Among the least picture-posting communities are the Canon EOS R and Nikon Z as well as Sony full frame E-mount – presumably these communities are too busy discussing which out of the three systems is best to actually take pictures and post them. There is also an interesting trend in terms of price. Even if we take compacts out of the equation, we still see that, most notably among mirrorless systems – where the Nikon 1 and Canon EOS M by far outperform the Nikon Z and EOS R in picture posting – owning affordable cameras seems to lead to picture-posting – and that makes for happy communities.
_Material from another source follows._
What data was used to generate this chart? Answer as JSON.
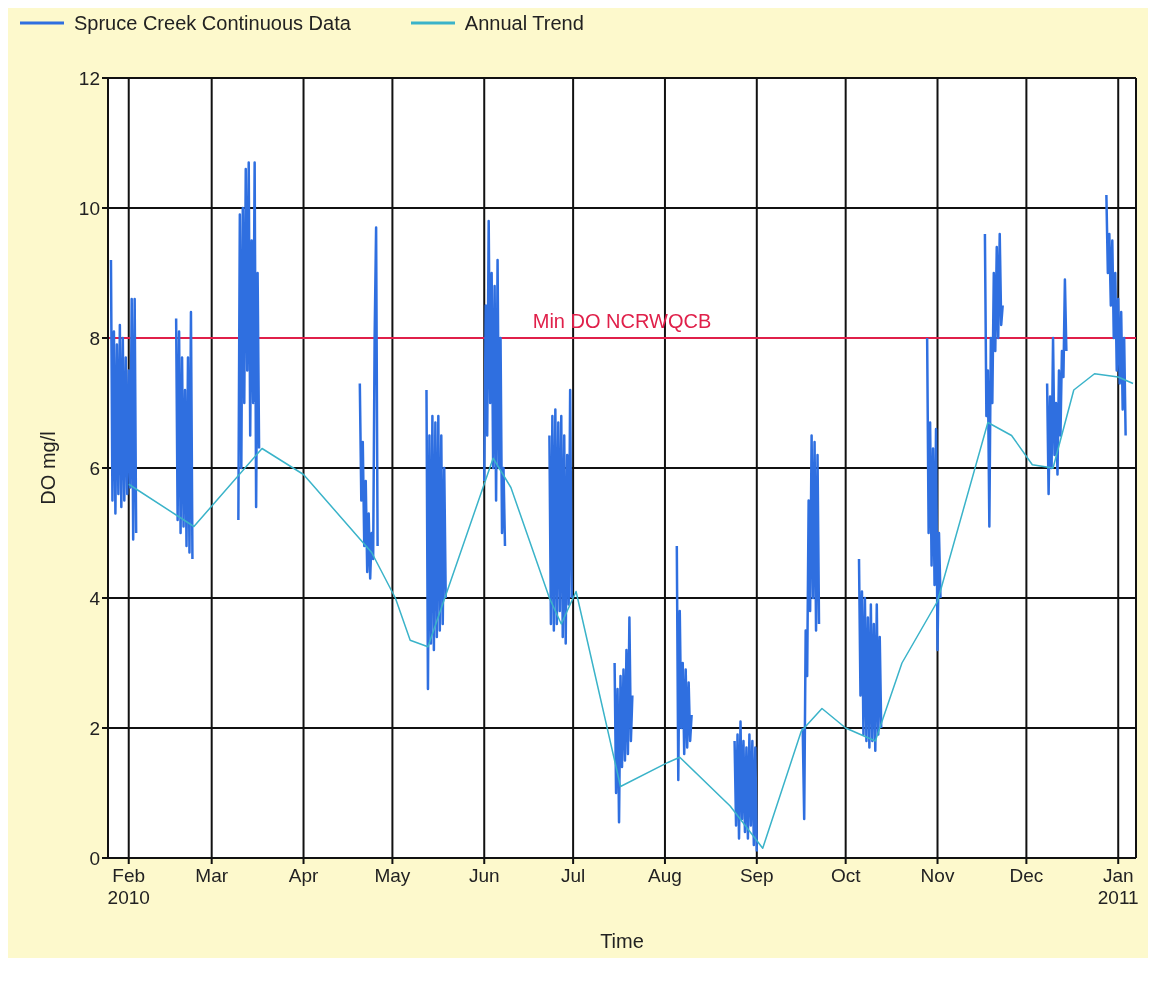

And while on the subject of Nikon and Canon: Nikon leads Canon in all three mentioned categories – the 1 over the M, the Coolpix over the Powershot, and the Z over the R. This trend continues with Nikon lenses over Canon (by a negligible margin) and DSLRs for both the pro and non-pro APS-C groups. Only in Nikon FX vs. Canon full-frame, does Nikon not succeed. So for those wanting to keep score, it’s Nikon 6 : Canon 1. On the evidence presented so far, Nikon communities might be the happier ones out of the two major brands.
Why is the pro FX category the outlier? Perhaps it’s because those users are more often shooting weddings and hence can’t share the pictures, while the Canon users more often shoot sports, where there are no such privacy concerns. One could probably look at the pictures and find out for sure, but that would be extending the scope of this presentation way beyond the original intention.
However, both Canon and Nikon together mostly populate the bottom end of the graph, joined there by Sony, the number 3 brand. The real rebels – those shooting less popular or perhaps, less mainstream, brands, might be the happier ones.